Depuis une décennie, des équipes du monde entier s’attellent à créer des cornées ou des tissus cornéens en vue de régénérer de manière naturelle une cornée altérée. Dernière innovation en date, la création d’un film hydrogel, recouvert de cellules souches, qui aide la cornée malade à se restaurer. Cette prouesse scientifique, réalisée par une équipe australienne de l’université de Melbourne et du Center for Eye Research, se déroule en trois étapes. Dans un premier temps, les chercheurs prélèvent des cellules souches dans la cornée qu’ils doivent traiter puis ils les cultivent en laboratoire. La seconde étape réside dans la création d’un film hydrogel ultramince (moins de 50 microns, soit plus fin qu’un cheveu humain). Les cellules souches sont ensuite incorporées au film synthétique.

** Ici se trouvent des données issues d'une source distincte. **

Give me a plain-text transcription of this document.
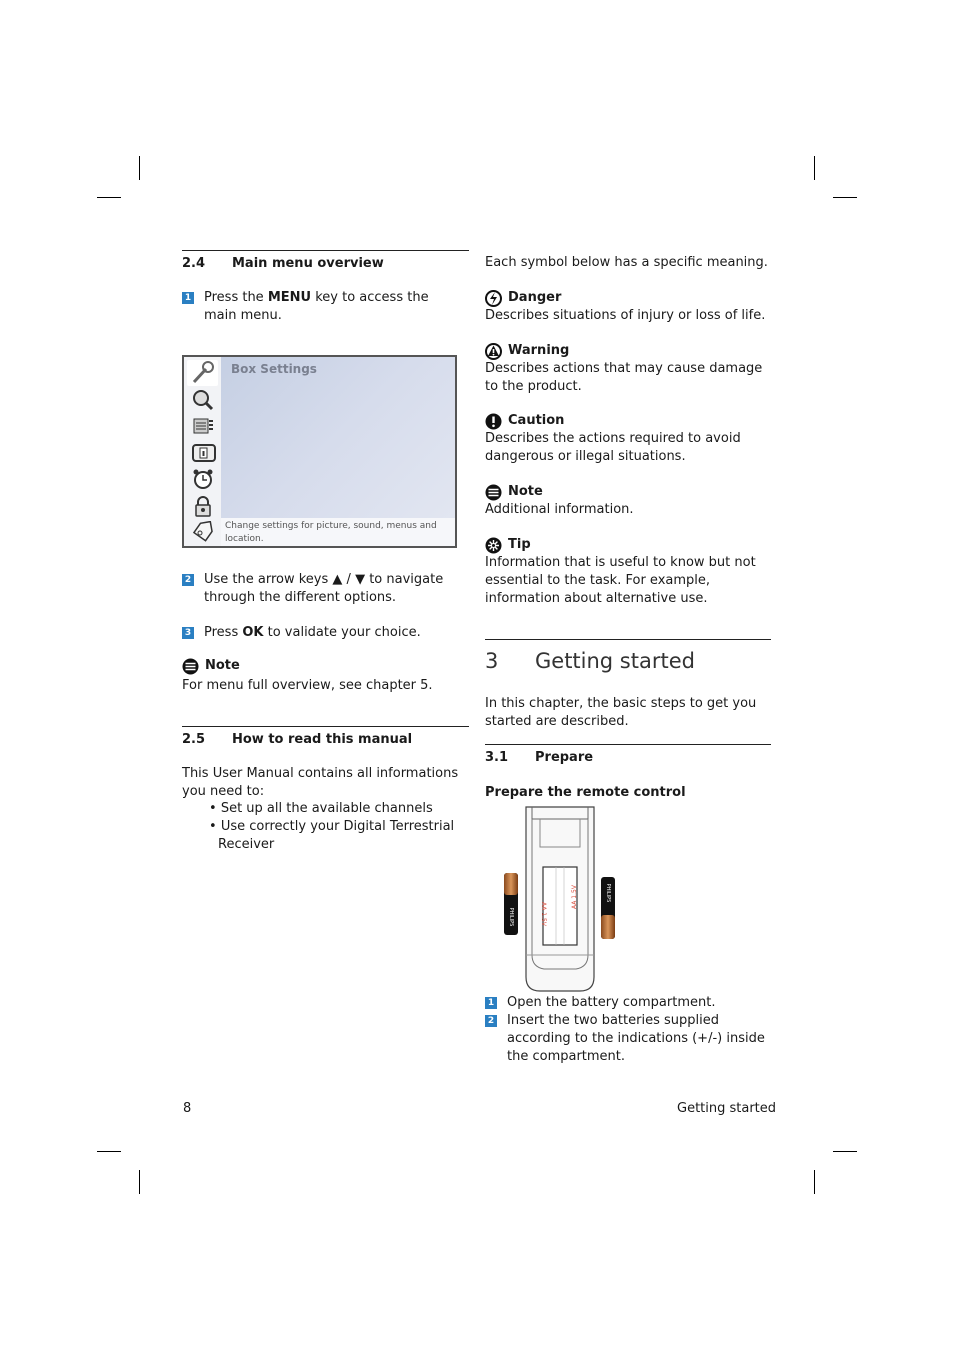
2.4 Main menu overview
1 Press the MENU key to access the main menu.
Box Settings
Change settings for picture, sound, menus and location.
2 Use the arrow keys ▲ / ▼ to navigate through the different options.
3 Press OK to validate your choice.
Note
For menu full overview, see chapter 5.
2.5 How to read this manual
This User Manual contains all informations you need to:
• Set up all the available channels
• Use correctly your Digital Terrestrial Receiver
Each symbol below has a specific meaning.
Danger
Describes situations of injury or loss of life.
Warning
Describes actions that may cause damage to the product.
Caution
Describes the actions required to avoid dangerous or illegal situations.
Note
Additional information.
Tip
Information that is useful to know but not essential to the task. For example, information about alternative use.
3 Getting started
In this chapter, the basic steps to get you started are described.
3.1 Prepare
Prepare the remote control
AA 1.5V
AA 1.5V
PHILIPS
PHILIPS
1 Open the battery compartment.
2 Insert the two batteries supplied according to the indications (+/-) inside the compartment.
8	Getting started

Enfin, cette cornée bio-artificielle est implantée dans l’œil du patient. Elle est insérée sur la face intérieure de la cornée malade via une petite incision. Le film hydrogel protecteur se dissout naturellement en deux mois, tandis que la couche de cellules souches restaure l’activité de la cornée. Cette greffe restaure notamment une fonction essentielle de l’organe, qui consiste à pomper l’eau en excès du stroma afin que ce dernier ait une humidification constante. Si cette régulation de l’humidification du stroma n’est plus réalisée correctement, la cornée se détériore, elle gonfle et se déforme, et la transmission de la lumière au travers de la membrane est altérée.

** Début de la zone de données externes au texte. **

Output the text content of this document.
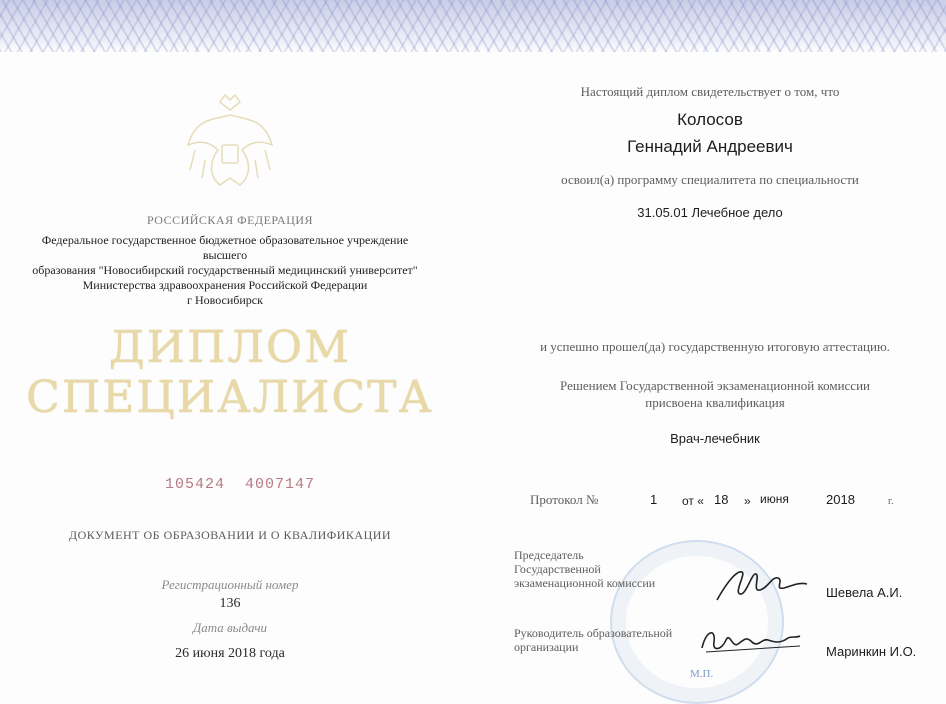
РОССИЙСКАЯ ФЕДЕРАЦИЯ
Федеральное государственное бюджетное образовательное учреждение высшего
образования "Новосибирский государственный медицинский университет"
Министерства здравоохранения Российской Федерации
г Новосибирск
ДИПЛОМ
СПЕЦИАЛИСТА
105424  4007147
ДОКУМЕНТ ОБ ОБРАЗОВАНИИ И О КВАЛИФИКАЦИИ
Регистрационный номер
136
Дата выдачи
26 июня 2018 года
Настоящий диплом свидетельствует о том, что
Колосов
Геннадий Андреевич
освоил(а) программу специалитета по специальности
31.05.01 Лечебное дело
и успешно прошел(да) государственную итоговую аттестацию.
Решением Государственной экзаменационной комиссии
присвоена квалификация
Врач-лечебник
Протокол №	1 от « 18 » июня	2018	г.
М.П.
Председатель
Государственной
экзаменационной комиссии
Шевела А.И.
Руководитель образовательной
организации	Маринкин И.О.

L’équipe australienne, dirigée par le Docteur Berkey Ozcelik, en est pour le moment au stade de l’expérimentation animale mais les premiers essais sont très concluants : la cornée malade retrouve sa transparence et l’œil aveugle redevient fonctionnel. Parmi les avantages de cette méthode : l’utilisation de cellules provenant du malade lui-même (autogreffe) permet d’éviter les rejets. Mais la méthode pourrait aussi être réalisée avec des cellules souches issues de donneurs et augmenterait considérablement le nombre de « cornées » disponibles pour la greffe.

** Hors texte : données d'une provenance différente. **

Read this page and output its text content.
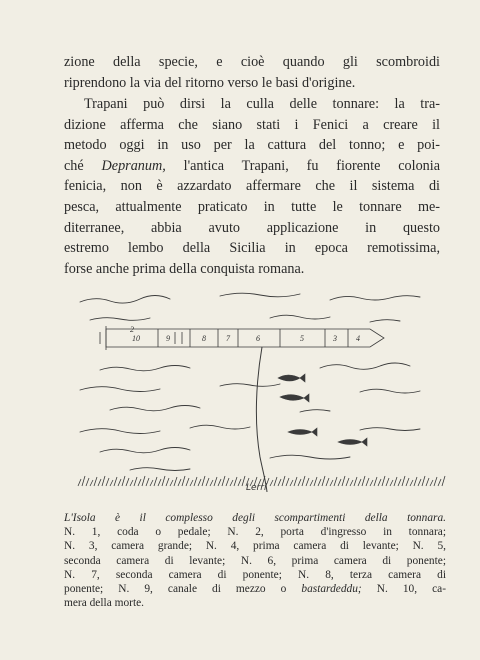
zione della specie, e cioè quando gli scombroidi
riprendono la via del ritorno verso le basi d'origine.

Trapani può dirsi la culla delle tonnare: la tra-
dizione afferma che siano stati i Fenici a creare il
metodo oggi in uso per la cattura del tonno; e poi-
ché Depranum, l'antica Trapani, fu fiorente colonia
fenicia, non è azzardato affermare che il sistema di
pesca, attualmente praticato in tutte le tonnare me-
diterranee, abbia avuto applicazione in questo
estremo lembo della Sicilia in epoca remotissima,
forse anche prima della conquista romana.

10	9	8	7	6	5	3 4
2
Lerri

L'Isola è il complesso degli scompartimenti della tonnara.
N. 1, coda o pedale; N. 2, porta d'ingresso in tonnara;
N. 3, camera grande; N. 4, prima camera di levante; N. 5,
seconda camera di levante; N. 6, prima camera di ponente;
N. 7, seconda camera di ponente; N. 8, terza camera di
ponente; N. 9, canale di mezzo o bastardeddu; N. 10, ca-
mera della morte.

Pour en savoir plus : http://unimelb.technologypublisher.com/tech/PEG_Hydrogel_Films_for_Transplantation_of_Corneal_Endothelium_for_Improved_Restoration_of_Sight

Ces dernières années, d’autres équipes ont également fait avancer de façon majeure les alternatives à l’allogreffe de cornée. Au Canada, une collaboration du CHU de Québec et de l’Université Laval a permis de reconstituer de l’épithélium cornéen à partir de cellules souches (CECA : culture d’épithélium cornéen autologue). Chez des patients dont un œil était malade et l’autre sain, les chercheurs ont prélevé dans l’œil sain des cellules souches, ont mis en culture ces cellules pour obtenir un nouvel épithélium (couche supérieure de la cornée) et l’ont ensuite greffé sur l’œil malade. Les résultats sont très encourageants : les cellules cultivées en laboratoire ont reformé un épithélium cornéen stable qui se renouvelle après la greffe. Cette première mondiale est le fruit de 15 ans de recherches.

 

En France, le biologiste Daniel Aberdam et son équipe Inserm de l’hôpital Saint-Louis ont consacré près de 10 ans à déprogrammer des cellules de cheveu puis à les reprogrammer pour qu’elles deviennent des cellules souches de cornée. Le laboratoire Inserm « Bio-ingénierie tissulaire » travaille à l’impression 3D de tissus vivants. Fabien Guillemot, qui dirige cette équipe de recherche à Bordeaux estime pouvoir fabriquer des greffons de cornée d’ici 7 à 10 ans.